MENGELOLA perbedaan bukanlah perkara mudah. Apalagi bila level perbedaan itu sangat kompleks seperti Indonesia. Butuh kesabaran ekstra, ikhtiar keras, dan sikap kelapangan dada yang mahaluas untuk menerima kompleksitas perbedaan itu.
Dalam sebuah kesempatan di Universitas Indonesia, Guru Besar dari Technise Universitat Dortmund Thomas Meyer mengakui beratnya mengelola keragaman yang multi seperti Indonesia. Meyer mengatakan bahwa identitas sosial di negara multikultur dan demokrasi seperti Indonesia sangat rumit.
Berbagai latar belakang, kepentingan, dan cara pandang masuk dalam satu tataran serta keranjang politik. Jika tidak dikelola dengan baik, tandas Profesor Meyer, situasi itu bisa memicu tumbuhnya fundamentalisme.
Karena itu, ruang publik mestinya diisi dengan dialog terbuka dan setara. Dialog itu jembatan bagi terkuaknya ruang gagasan untuk membangun kebudayaan.
Permasalahan kita yang tidak kunjung tuntas selama ini ialah bagaimana membangun sebuah jembatan yang menghubungkan dua sisi ‘sungai’ yang terpisah. Ruang dialog publik merupakan sebuah jembatan antara negara dan warga negara.
Ruang dialog itu ciri dari sebuah peradaban serta konfigurasi kebudayaan. Sayangnya, justru ruang dialog itu yang ditanggalkan sehingga berakibat amarah di Desa Wadas, Kecamatan Bener, Kabupaten Purworejo, Jawa Tengah, pekan ini.

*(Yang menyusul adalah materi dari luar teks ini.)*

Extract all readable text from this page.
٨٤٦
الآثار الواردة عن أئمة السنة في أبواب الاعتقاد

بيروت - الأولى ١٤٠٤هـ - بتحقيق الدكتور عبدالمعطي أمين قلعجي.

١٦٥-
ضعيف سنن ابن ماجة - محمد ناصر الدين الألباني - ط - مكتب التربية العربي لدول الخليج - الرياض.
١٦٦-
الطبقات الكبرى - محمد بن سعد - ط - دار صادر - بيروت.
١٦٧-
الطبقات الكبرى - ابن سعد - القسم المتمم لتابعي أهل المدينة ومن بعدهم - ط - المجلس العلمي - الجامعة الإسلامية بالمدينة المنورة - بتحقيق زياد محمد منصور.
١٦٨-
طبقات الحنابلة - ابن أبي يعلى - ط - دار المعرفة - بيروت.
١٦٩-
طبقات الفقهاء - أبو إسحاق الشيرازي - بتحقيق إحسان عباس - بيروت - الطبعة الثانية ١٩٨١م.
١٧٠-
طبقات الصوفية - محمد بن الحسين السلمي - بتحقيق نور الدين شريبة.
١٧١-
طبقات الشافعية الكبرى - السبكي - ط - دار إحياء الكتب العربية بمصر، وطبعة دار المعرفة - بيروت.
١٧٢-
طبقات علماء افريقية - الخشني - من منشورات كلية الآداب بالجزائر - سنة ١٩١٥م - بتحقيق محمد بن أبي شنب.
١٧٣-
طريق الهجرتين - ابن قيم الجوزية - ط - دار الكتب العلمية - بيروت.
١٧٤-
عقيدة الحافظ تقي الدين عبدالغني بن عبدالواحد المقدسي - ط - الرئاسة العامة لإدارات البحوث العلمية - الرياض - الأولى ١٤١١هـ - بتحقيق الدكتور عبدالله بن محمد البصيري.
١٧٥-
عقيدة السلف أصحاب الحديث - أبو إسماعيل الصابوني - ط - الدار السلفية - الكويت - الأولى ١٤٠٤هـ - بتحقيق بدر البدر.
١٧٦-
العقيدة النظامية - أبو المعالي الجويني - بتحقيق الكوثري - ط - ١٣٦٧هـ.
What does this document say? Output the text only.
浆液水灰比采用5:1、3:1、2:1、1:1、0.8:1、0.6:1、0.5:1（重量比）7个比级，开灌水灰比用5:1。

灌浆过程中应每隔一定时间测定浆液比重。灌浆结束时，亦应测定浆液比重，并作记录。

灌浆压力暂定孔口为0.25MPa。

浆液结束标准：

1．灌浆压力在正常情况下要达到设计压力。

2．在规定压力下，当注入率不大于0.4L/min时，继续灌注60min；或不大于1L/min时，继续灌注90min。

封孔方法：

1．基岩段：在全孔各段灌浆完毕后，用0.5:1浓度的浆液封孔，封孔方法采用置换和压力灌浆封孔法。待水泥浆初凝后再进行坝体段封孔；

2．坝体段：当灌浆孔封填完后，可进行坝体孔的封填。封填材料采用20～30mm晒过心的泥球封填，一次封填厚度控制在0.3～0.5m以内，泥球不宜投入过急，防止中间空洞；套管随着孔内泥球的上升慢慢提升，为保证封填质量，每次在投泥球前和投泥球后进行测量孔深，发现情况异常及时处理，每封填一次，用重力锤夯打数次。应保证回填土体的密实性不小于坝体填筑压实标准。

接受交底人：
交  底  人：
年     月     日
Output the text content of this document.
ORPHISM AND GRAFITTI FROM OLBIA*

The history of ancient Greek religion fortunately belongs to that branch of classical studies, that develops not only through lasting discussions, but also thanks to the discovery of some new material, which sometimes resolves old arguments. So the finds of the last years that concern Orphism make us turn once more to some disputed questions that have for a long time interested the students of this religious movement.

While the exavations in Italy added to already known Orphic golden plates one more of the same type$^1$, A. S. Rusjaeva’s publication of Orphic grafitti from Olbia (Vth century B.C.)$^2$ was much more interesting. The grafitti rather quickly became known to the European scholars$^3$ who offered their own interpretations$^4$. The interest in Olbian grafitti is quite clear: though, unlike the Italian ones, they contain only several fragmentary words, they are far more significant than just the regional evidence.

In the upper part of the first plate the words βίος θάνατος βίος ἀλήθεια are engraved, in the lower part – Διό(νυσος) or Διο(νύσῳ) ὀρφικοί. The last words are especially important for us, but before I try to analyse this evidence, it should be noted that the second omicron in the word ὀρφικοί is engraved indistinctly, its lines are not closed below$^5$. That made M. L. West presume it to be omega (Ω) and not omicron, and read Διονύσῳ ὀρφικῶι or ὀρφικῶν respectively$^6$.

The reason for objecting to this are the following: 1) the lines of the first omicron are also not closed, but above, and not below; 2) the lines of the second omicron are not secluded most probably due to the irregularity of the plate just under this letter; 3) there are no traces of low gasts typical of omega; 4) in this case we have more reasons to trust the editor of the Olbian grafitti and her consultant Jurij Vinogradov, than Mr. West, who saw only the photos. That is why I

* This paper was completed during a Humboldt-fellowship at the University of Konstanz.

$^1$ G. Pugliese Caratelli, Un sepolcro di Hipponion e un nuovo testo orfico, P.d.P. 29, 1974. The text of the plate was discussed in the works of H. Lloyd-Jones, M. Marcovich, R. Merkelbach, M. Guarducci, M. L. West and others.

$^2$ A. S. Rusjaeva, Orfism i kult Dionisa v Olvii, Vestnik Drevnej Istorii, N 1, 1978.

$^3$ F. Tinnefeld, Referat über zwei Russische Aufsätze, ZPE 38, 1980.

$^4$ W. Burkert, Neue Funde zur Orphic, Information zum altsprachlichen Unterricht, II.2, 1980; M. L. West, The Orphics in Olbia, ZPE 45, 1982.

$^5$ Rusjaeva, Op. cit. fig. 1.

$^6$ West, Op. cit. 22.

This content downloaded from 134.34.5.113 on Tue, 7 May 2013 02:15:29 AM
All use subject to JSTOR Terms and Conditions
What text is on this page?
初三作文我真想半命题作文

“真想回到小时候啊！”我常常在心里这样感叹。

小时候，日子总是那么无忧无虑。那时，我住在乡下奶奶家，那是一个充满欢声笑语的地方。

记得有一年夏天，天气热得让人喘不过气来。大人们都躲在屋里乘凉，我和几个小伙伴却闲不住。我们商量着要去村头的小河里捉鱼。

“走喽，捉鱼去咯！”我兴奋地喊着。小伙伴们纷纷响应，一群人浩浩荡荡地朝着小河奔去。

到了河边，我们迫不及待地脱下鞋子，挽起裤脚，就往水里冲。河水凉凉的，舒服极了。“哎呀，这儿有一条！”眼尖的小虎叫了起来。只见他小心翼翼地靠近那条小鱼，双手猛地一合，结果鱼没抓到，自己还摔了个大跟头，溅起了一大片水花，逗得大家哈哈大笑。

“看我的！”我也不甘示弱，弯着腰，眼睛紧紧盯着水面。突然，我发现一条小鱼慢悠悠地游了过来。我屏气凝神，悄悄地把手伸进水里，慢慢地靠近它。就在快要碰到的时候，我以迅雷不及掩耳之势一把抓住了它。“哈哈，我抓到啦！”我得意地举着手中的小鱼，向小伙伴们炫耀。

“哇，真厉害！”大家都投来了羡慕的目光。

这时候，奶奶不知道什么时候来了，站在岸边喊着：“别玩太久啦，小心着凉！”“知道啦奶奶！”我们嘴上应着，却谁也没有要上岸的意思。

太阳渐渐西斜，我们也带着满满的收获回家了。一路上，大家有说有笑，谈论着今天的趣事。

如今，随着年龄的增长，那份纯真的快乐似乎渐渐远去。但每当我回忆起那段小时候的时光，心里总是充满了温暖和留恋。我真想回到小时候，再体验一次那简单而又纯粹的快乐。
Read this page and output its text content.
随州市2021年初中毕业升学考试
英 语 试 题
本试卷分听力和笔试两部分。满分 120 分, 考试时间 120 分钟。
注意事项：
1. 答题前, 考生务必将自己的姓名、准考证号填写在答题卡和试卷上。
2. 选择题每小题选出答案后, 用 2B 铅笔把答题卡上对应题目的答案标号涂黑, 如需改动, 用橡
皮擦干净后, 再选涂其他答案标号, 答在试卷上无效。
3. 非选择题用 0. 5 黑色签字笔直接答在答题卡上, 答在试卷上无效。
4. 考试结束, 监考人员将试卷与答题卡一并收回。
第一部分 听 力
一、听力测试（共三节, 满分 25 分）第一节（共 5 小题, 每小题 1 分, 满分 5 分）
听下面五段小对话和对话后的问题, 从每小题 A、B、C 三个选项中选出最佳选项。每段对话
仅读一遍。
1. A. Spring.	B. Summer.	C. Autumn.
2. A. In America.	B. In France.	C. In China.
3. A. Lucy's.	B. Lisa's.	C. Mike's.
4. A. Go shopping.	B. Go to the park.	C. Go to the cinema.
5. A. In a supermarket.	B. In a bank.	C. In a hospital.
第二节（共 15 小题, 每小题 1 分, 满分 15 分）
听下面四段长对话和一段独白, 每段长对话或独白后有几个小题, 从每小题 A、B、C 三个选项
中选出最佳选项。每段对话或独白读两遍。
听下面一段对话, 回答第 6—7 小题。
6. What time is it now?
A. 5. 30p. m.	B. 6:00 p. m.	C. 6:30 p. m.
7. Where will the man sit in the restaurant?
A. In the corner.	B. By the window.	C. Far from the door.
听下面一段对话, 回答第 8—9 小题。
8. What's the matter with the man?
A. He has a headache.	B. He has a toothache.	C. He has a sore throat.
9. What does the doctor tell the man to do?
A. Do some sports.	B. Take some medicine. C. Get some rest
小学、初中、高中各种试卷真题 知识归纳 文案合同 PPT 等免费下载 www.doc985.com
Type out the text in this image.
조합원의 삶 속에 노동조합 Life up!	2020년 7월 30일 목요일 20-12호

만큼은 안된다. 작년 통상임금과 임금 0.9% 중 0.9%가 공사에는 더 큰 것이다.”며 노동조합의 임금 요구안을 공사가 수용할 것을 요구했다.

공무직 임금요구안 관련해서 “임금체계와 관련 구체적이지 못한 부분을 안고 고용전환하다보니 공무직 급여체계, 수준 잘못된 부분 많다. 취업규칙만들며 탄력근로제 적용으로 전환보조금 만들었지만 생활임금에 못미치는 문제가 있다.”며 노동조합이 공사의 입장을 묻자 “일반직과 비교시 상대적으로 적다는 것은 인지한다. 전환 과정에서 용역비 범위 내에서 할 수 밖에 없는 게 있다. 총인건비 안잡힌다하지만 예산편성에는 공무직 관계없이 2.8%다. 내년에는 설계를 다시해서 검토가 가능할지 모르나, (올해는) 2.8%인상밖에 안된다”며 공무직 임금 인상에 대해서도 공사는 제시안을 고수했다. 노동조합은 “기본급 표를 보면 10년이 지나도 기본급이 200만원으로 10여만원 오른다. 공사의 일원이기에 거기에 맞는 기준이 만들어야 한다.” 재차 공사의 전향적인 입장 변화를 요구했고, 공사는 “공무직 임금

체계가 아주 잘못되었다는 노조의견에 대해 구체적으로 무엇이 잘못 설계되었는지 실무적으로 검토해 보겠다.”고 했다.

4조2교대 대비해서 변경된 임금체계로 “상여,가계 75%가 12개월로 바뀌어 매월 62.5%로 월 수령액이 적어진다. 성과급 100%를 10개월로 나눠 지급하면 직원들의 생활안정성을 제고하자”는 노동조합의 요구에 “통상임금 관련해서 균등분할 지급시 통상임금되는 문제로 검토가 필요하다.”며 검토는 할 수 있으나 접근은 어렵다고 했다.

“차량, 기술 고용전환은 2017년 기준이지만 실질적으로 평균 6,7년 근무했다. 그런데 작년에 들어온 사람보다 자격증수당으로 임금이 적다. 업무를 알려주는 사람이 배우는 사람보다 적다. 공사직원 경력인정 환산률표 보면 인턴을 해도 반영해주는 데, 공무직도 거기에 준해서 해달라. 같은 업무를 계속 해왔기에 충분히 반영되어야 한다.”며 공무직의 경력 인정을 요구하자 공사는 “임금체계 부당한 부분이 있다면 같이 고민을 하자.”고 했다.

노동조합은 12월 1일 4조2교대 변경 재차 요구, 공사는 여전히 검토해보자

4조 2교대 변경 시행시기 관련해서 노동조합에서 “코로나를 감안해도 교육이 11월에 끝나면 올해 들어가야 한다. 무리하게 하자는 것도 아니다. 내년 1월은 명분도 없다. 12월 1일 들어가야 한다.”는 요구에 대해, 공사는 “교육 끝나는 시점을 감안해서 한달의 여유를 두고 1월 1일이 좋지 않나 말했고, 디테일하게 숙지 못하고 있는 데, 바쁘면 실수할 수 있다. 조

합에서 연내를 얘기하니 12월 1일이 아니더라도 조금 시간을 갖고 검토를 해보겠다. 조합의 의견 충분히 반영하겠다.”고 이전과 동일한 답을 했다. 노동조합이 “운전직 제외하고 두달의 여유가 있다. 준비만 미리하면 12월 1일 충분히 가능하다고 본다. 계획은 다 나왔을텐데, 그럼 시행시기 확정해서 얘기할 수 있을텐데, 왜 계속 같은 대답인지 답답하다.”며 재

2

Ada yang tidak sabar mengelola perbedaan. Bahasa dialog diganti dengan bahasa represi. Pokoknya, tangkap dulu, musyawarah kemudian. Perbedaan antara warga yang pro dan kontra pembebasan lahan untuk galian material andesit sebagai bahan baku pembangunan Bendungan Bener mestinya bisa dicapai titik temunya lewat dialog. Prinsip ‘tidak boleh ada yang ditinggal’ (no left behind), walau secara jumlah yang kontra itu bukan mayoritas, seyogianya tetap diterapkan.